I’ve never before seen the Auk Bay birds relax. The many dogs walking their humans on along the beach or using a parallel trail through the bordering old growth woods keep them on guard. Even when we are the first visitors of the day, the harlequin ducks will panic off the beach when they hear my footfalls. Those same harlequins stun me today by ignoring our appearance.
Seven of the party-colored ducks form a line on the beach, facing a noisy raft of goldeneye ducks that chatter and paddle just off shore. The harlequins slump with indifference. It takes the overflight of a bald eagle to flush the harlequins into the water. When a screen of alders blocks my duck views, I follow Aki told the old Auk village site.

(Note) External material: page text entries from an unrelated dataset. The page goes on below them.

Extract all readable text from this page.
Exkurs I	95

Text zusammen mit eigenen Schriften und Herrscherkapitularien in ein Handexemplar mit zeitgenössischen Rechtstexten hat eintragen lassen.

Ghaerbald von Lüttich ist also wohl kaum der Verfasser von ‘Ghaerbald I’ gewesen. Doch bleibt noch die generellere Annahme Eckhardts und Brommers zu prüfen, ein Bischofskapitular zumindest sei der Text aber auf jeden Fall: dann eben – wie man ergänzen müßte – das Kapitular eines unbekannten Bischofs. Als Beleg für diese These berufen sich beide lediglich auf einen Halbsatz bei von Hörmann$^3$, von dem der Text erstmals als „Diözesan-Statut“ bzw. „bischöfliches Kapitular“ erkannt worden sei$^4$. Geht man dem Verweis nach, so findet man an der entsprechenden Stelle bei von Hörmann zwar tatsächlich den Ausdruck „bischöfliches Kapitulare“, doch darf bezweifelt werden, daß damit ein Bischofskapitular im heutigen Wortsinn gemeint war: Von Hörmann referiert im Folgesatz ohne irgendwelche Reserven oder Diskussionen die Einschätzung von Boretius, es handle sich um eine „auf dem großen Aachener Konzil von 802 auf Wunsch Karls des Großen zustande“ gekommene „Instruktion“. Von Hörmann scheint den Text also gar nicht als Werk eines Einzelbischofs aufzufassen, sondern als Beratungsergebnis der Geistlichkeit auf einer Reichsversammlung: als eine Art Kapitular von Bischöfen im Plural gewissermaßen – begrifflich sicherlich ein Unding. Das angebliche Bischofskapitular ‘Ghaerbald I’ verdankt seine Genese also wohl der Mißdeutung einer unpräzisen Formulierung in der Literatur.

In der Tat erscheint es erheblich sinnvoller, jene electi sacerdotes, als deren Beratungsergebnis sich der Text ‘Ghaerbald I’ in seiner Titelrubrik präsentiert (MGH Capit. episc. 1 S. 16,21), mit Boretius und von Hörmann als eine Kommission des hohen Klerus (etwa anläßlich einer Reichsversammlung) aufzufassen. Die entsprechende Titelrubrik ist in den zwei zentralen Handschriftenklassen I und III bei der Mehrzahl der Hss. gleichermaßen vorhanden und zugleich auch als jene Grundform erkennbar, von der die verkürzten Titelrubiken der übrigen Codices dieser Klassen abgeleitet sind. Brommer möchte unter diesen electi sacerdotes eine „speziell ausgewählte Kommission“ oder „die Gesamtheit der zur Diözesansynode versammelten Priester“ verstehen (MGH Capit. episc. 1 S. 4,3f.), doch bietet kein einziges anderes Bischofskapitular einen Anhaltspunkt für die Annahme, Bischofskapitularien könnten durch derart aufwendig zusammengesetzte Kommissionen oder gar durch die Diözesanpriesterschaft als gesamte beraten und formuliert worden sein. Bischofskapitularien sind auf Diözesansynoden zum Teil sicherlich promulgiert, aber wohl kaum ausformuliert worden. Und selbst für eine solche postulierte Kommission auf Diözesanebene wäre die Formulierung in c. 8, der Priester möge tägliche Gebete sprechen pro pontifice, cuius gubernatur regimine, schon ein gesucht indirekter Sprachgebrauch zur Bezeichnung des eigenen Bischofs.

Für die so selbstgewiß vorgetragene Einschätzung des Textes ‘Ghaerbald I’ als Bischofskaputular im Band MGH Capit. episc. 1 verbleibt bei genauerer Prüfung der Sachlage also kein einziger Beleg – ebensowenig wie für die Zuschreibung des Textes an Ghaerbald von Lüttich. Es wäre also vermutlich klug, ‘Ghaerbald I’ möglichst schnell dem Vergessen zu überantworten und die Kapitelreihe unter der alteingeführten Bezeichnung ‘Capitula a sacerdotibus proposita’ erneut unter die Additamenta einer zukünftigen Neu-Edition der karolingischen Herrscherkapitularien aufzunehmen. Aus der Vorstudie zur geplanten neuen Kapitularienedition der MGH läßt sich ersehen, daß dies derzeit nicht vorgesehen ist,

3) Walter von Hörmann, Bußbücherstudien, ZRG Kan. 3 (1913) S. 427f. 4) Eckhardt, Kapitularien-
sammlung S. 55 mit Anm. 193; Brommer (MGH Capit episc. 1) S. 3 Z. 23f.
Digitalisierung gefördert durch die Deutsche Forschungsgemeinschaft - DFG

In a few minutes we emerge from the trees and find a soaking-wet bald eagle squatting on the snow-covered beach. Later I will search where it landed for spot of blood or scrapes of meat and only find talon tracks and marks made by wing feathers dragged across the snow. I’ve seen sled dogs roll themselves dry in the snow after breaking through thin ice. Was that why the eagle landed on such an exposed section of beach? Did it dive unsuccessfully on one of the harlequins, dunking it self in the process?
While Aki sniffs something on the trail, the eagle spots me and labors into the air. Like a heavily loaded airplane, it climbs into the air and then drops back onto the snow. On the following bounce it climbs upward as a shower of snow flies off its talons. By powering it meter long wings up and down, it finally breaks free.